I don't think they planned to continue that ~14 truck per day (20/weekday?) pace, though. Auto production lines are designed for ~60 second takt time. That's roughly 500 cars per shift, or ~120k/year per shift. I figure Rivian built a "short line", with multiple steps per station and a takt time of several minutes. But even that would be 100-200 vehicles per shift.
IMHO they ran one car at a time the first 5+ weeks, with engineers carefully following each car through each station. Then in late October they ran continuous, either in short bursts or for a full shift but with one car every ~5 slots instead of one car every slot.
I consider these early trucks to be Manufacturing Verification Builds (MVBs). OEMs historically built a few hundred MVBs on the real production line 6-9 months before the start of mass production. They let employees use them as daily drivers to uncover production line problems. They never sell MVBs, instead cannibalizing or crushing them when the program ends. It only takes a few days to build the MVBs, then they shut the line down and use the 6-9 months to fix manufacturing problems the employees find. While this seems like a huge waste of time, historically there were good logistical and accounting reasons behind it.

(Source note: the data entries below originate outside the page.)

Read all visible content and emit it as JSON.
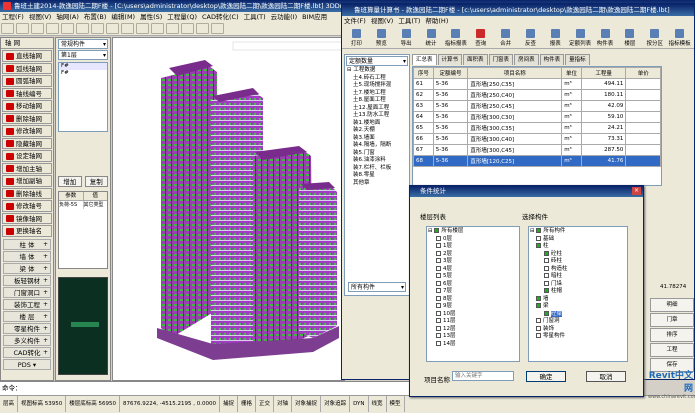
{
  "cad": {
    "title": "鲁班土建2014-款逸园陆二期F楼 - [C:\\users\\administrator\\desktop\\款逸园陆二期\\款逸园陆二期F楼.lbt] 3DDrawMode",
    "menus": [
      "工程(F)",
      "视图(V)",
      "轴网(A)",
      "布置(B)",
      "编辑(M)",
      "属性(S)",
      "工程量(Q)",
      "CAD转化(C)",
      "工具(T)",
      "云功能(I)",
      "BIM应用"
    ],
    "axis_tab": "轴 网",
    "axis_items": [
      "直线轴网",
      "弧线轴网",
      "圆弧轴网",
      "轴线编号",
      "移动轴网",
      "删除轴网",
      "修改轴网",
      "隐藏轴网",
      "设定轴网",
      "增加主轴",
      "增加副轴",
      "删除轴线",
      "修改轴号",
      "镜像轴网",
      "更换轴名"
    ],
    "nav_items": [
      "柱 体",
      "墙 体",
      "梁 体",
      "板轻钢材",
      "门窗洞口",
      "装饰工程",
      "楼 层",
      "零星构件",
      "多义构件",
      "CAD转化"
    ],
    "nav_bottom": "PDS ▾",
    "prop_select_1": "常规构件",
    "prop_select_2": "第1层",
    "list_items": [
      "F#",
      "F#"
    ],
    "btn_add": "增加",
    "btn_copy": "复制",
    "param_headers": [
      "参数",
      "值"
    ],
    "param_row": [
      "负荷-5S",
      "其它类型"
    ],
    "command_label": "命令：",
    "status_items": [
      "层高",
      "视图标高 53950",
      "楼层底标高 56950",
      "87676.9224,  -4515.2195 ,   0.0000",
      "捕捉",
      "栅格",
      "正交",
      "对轴",
      "对象捕捉",
      "对象追踪",
      "DYN",
      "线宽",
      "模型"
    ]
  },
  "calc": {
    "title": "鲁班算量计算书 - 款逸园陆二期F楼 - [c:\\users\\administrator\\desktop\\款逸园陆二期\\款逸园陆二期F楼.lbt]",
    "menus": [
      "文件(F)",
      "视图(V)",
      "工具(T)",
      "帮助(H)"
    ],
    "toolbar": [
      "打印",
      "预览",
      "导出",
      "统计",
      "指标报表",
      "查询",
      "合并",
      "反查",
      "报表",
      "定额列表",
      "构件表",
      "楼层",
      "按分区",
      "指标模板"
    ],
    "tree_select": "定额数量",
    "tree_root": "工程数据",
    "tree_items": [
      "土4.砖石工程",
      "土5.现场搅拌混",
      "土7.楼地工程",
      "土8.屋面工程",
      "土12.屋面工程",
      "土13.防水工程",
      "装1.楼地面",
      "装2.天棚",
      "装3.墙面",
      "装4.隔墙，隔断",
      "装5.门窗",
      "装6.油漆涂料",
      "装7.栏杆、栏板",
      "装8.零星",
      "其他章"
    ],
    "tree_bottom": "所有构件",
    "tabs": [
      "汇总表",
      "计算书",
      "面积表",
      "门窗表",
      "房间表",
      "构件表",
      "量指标"
    ],
    "table_headers": [
      "序号",
      "定额编号",
      "项目名称",
      "单位",
      "工程量",
      "单价"
    ],
    "rows": [
      [
        "61",
        "5-36",
        "直形墙[250,C35]",
        "m³",
        "494.11",
        ""
      ],
      [
        "62",
        "5-36",
        "直形墙[250,C40]",
        "m³",
        "180.11",
        ""
      ],
      [
        "63",
        "5-36",
        "直形墙[250,C45]",
        "m³",
        "42.09",
        ""
      ],
      [
        "64",
        "5-36",
        "直形墙[300,C30]",
        "m³",
        "59.10",
        ""
      ],
      [
        "65",
        "5-36",
        "直形墙[300,C35]",
        "m³",
        "24.21",
        ""
      ],
      [
        "66",
        "5-36",
        "直形墙[300,C40]",
        "m³",
        "73.31",
        ""
      ],
      [
        "67",
        "5-36",
        "直形墙[300,C45]",
        "m³",
        "287.50",
        ""
      ],
      [
        "68",
        "5-36",
        "直形墙[120,C25]",
        "m³",
        "41.76",
        ""
      ]
    ],
    "side_total": "41.78274",
    "side_labels": [
      "明细",
      "门章",
      "排序",
      "工程",
      "保存"
    ]
  },
  "dialog": {
    "title": "条件统计",
    "floor_label": "楼层列表",
    "comp_label": "选择构件",
    "floor_root": "所有楼层",
    "floors": [
      "0层",
      "1层",
      "2层",
      "3层",
      "4层",
      "5层",
      "6层",
      "7层",
      "8层",
      "9层",
      "10层",
      "11层",
      "12层",
      "13层",
      "14层"
    ],
    "comp_root": "所有构件",
    "comps": [
      "基础",
      "柱",
      "砼柱",
      "砖柱",
      "构造柱",
      "暗柱",
      "门垛",
      "柱帽",
      "墙",
      "梁",
      "砼梁",
      "门窗洞",
      "装饰",
      "零星构件"
    ],
    "name_label": "项目名称",
    "name_placeholder": "输入关键字",
    "ok": "确定",
    "cancel": "取消"
  },
  "watermark": {
    "brand": "Revit中文网",
    "url": "www.chinarevit.com"
  },
  "colors": {
    "titlebar": "#0a246a",
    "selected_row": "#316ac5",
    "building_purple": "#9b3fb3",
    "building_green": "#3fb83f",
    "viewport_bg": "#ffffff",
    "preview_bg": "#0b2f20"
  }
}
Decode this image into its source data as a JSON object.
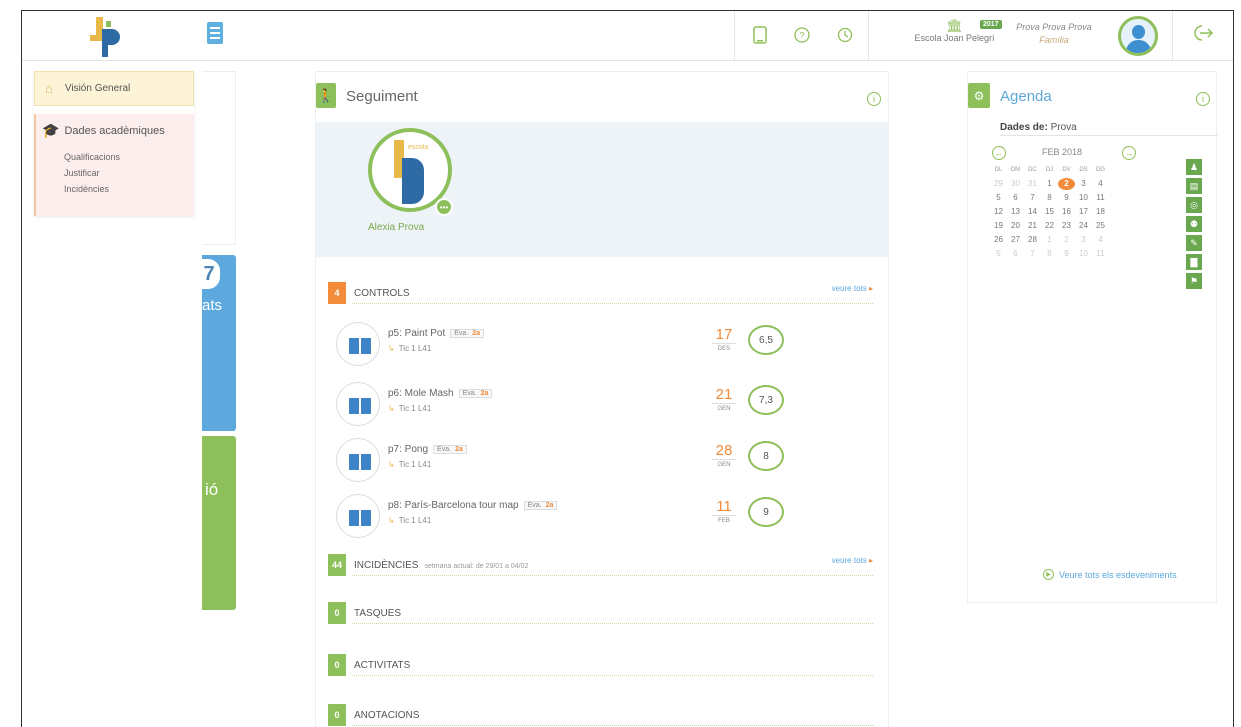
{
  "topbar": {
    "school_name": "Escola Joan Pelegrí",
    "year": "2017",
    "user_name": "Prova Prova Prova",
    "user_role": "Família"
  },
  "menu": {
    "overview": "Visión General",
    "academic": "Dades acadèmiques",
    "sub_items": [
      "Qualificacions",
      "Justificar",
      "Incidències"
    ]
  },
  "left_cards": {
    "blue_number": "7",
    "blue_text": "ats",
    "green_text": "ió"
  },
  "seguiment": {
    "title": "Seguiment",
    "student_name": "Alexia Prova",
    "controls": {
      "count": "4",
      "label": "CONTROLS",
      "see_all": "veure tots",
      "items": [
        {
          "title": "p5: Paint Pot",
          "tag": "Eva.",
          "tag_level": "2a",
          "subject": "Tic 1 L41",
          "day": "17",
          "month": "DES",
          "grade": "6,5"
        },
        {
          "title": "p6: Mole Mash",
          "tag": "Eva.",
          "tag_level": "2a",
          "subject": "Tic 1 L41",
          "day": "21",
          "month": "GEN",
          "grade": "7,3"
        },
        {
          "title": "p7: Pong",
          "tag": "Eva.",
          "tag_level": "2a",
          "subject": "Tic 1 L41",
          "day": "28",
          "month": "GEN",
          "grade": "8"
        },
        {
          "title": "p8: París-Barcelona tour map",
          "tag": "Eva.",
          "tag_level": "2a",
          "subject": "Tic 1 L41",
          "day": "11",
          "month": "FEB",
          "grade": "9"
        }
      ]
    },
    "incidencies": {
      "count": "44",
      "label": "INCIDÈNCIES",
      "sub": "setmana actual: de 29/01 a 04/02",
      "see_all": "veure tots"
    },
    "tasques": {
      "count": "0",
      "label": "TASQUES"
    },
    "activitats": {
      "count": "0",
      "label": "ACTIVITATS"
    },
    "anotacions": {
      "count": "0",
      "label": "ANOTACIONS"
    }
  },
  "agenda": {
    "title": "Agenda",
    "dades_label": "Dades de:",
    "dades_value": "Prova",
    "month": "FEB 2018",
    "weekdays": [
      "DL",
      "DM",
      "DC",
      "DJ",
      "DV",
      "DS",
      "DG"
    ],
    "days": [
      [
        "29",
        "30",
        "31",
        "1",
        "2",
        "3",
        "4"
      ],
      [
        "5",
        "6",
        "7",
        "8",
        "9",
        "10",
        "11"
      ],
      [
        "12",
        "13",
        "14",
        "15",
        "16",
        "17",
        "18"
      ],
      [
        "19",
        "20",
        "21",
        "22",
        "23",
        "24",
        "25"
      ],
      [
        "26",
        "27",
        "28",
        "1",
        "2",
        "3",
        "4"
      ],
      [
        "5",
        "6",
        "7",
        "8",
        "9",
        "10",
        "11"
      ]
    ],
    "today": "2",
    "see_all": "Veure tots els esdeveniments"
  },
  "colors": {
    "accent_green": "#8dc05a",
    "accent_orange": "#f28c3a",
    "accent_blue": "#5da9dd"
  }
}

Tesla instead sold pre-production cars to employees and friendly investor/board member types, fixing problems on the fly. Rivian seemed to be following Tesla's approach. But these delays are a sign they changed course. I don't see them delivering another 800+ R1Ts to employees this year, so the original plan must have included end-customer deliveries next month. We don't know what caused the change. Maybe supply chain, maybe some severe line problems cropped up, maybe something else.